L'aéroport de Blagnac est complètement saturé. Il y a un monde fou et Jimmy est content d'être venu en tramway avec Youssef. Il n'aurait jamais pu s'en sortir seul sinon. Ils avancent tout doucement, car Jimmy vérifie chaque recoin du sol avec sa canne. Jimmy a pris l'avion deux fois dans sa vie et à chaque fois, il a détesté. Il est conscient qu'on doit les regarder en biais, mais il sait très bien que Youssef est habitué et n'y porte aucune attention.

Les deux n'ont pas rediscuté de l'épisode houleux à la sortie du bar, mardi. D'ailleurs, en rentrant, Jimmy n'a pas hésité une seconde et a envoyé la vidéo. C'est fait. Son inscription lui a été confirmée par mail. De toute façon, Youssef évite le sujet. Jimmy a bien essayé de lui en reparler pour qu'ils ne restent pas sur cette conclusion froide - il était même prêt à tout lui raconter depuis le début - mais Youssef ne lui a pas laissé l'occasion de le faire. Il trouve que sa réaction est bizarre, mais il ne veut pas forcer les choses. Surtout que songer à John est difficile pour lui. Jusque-là, il a réussi à ne pas lui réécrire et il est assez fier de lui. Il pense à John, tous les jours, mais il s'interdit d'aller à l'encontre de ce que désire le jeune homme. Il lui a dit qu'il ne lui écrirait plus, mais en réalité, Jimmy souhaiterait juste savoir... si John l'a déjà oublié ou s'il pense à lui autant que ses propres pensées s'envolent toujours vers l'autre.

Je ne le saurais jamais.

Quelqu'un bouscule Jimmy et il grogne. Youssef assène l'inconnu d'une remarque de son cru. La personne devait être pressée, car elle ne s'arrête même pas d'après son colocataire. Jimmy s'en fout. Il désire simplement qu'on lui fiche la paix. Il est nerveux à cause de ce qui l'attend dans l'aéroport au moment de l'enregistrement.

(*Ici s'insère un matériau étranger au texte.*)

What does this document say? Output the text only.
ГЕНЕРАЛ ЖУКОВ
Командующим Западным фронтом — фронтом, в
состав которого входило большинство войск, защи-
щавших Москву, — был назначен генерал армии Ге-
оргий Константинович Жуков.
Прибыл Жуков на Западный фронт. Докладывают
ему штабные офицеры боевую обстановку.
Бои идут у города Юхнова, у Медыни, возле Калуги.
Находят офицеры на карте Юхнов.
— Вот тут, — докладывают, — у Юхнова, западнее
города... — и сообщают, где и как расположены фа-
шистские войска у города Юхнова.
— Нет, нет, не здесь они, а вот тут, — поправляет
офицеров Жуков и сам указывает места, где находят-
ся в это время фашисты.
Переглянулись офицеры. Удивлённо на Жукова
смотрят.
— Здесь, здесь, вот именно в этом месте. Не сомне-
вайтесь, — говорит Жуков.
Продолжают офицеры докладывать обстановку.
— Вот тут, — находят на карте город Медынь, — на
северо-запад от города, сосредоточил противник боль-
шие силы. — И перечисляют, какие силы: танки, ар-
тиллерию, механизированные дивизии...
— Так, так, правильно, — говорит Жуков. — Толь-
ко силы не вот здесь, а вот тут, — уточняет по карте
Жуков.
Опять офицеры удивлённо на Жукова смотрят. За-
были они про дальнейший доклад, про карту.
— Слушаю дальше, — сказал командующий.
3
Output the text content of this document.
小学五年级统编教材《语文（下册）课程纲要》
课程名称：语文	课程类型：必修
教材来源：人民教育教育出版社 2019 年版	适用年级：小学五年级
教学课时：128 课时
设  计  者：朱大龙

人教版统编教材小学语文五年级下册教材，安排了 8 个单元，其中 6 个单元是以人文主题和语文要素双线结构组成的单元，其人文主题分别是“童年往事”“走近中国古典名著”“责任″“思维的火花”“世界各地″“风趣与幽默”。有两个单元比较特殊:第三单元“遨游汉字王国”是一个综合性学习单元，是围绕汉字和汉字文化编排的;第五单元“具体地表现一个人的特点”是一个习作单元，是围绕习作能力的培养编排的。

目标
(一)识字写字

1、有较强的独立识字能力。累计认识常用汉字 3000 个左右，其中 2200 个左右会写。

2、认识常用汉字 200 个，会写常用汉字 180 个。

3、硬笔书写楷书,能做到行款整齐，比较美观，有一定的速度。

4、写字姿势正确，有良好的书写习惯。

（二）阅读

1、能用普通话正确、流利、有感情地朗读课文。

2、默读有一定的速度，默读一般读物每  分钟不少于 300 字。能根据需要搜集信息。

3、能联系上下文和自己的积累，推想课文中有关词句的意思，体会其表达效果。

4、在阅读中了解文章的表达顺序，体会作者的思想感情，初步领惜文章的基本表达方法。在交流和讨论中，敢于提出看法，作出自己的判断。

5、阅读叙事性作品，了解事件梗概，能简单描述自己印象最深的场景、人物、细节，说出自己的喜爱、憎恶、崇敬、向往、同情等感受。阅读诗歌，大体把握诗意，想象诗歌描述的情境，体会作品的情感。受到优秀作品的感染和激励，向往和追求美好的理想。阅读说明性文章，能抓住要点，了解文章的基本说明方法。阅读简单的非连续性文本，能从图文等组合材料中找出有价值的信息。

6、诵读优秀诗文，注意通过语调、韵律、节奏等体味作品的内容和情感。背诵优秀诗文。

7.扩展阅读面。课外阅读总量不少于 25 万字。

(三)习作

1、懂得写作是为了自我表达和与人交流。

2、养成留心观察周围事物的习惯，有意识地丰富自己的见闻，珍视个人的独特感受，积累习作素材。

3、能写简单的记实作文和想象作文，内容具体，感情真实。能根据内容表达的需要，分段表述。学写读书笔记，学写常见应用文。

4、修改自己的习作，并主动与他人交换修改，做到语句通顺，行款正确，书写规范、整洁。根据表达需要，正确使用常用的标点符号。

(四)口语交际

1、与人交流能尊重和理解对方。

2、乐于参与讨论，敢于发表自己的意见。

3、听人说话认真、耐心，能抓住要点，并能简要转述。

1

Ce satané fauteuil roulant.

Son cœur s'accélère. Il déteste ça. Il hait l'idée de se laisser pousser par Youssef tandis qu'un employé déplacera leur valise sur un chariot. Il a honte. Ses jambes fonctionnent encore et il est tout à fait indépendant, mais l'aéroport est une des exceptions au fait qu'il essaye toujours de rester debout. Il y a trop de monde, les gens sont pressés et ne font pas attention. Ça le met dans un état de nerfs qui finit constamment par empirer ses douleurs aux jambes. Et qui dit douleurs, dit une nuit horrible. Demain, il voit L'I'A en concert et il n'est pas question qu'il reste éveillé toute la nuit car il a mal partout. Il prendra un antalgique avant d'aller dormir de toute façon. Pour être sûr.

— Bonjour monsieur. Votre carte d'embarquement, s'il vous plaît.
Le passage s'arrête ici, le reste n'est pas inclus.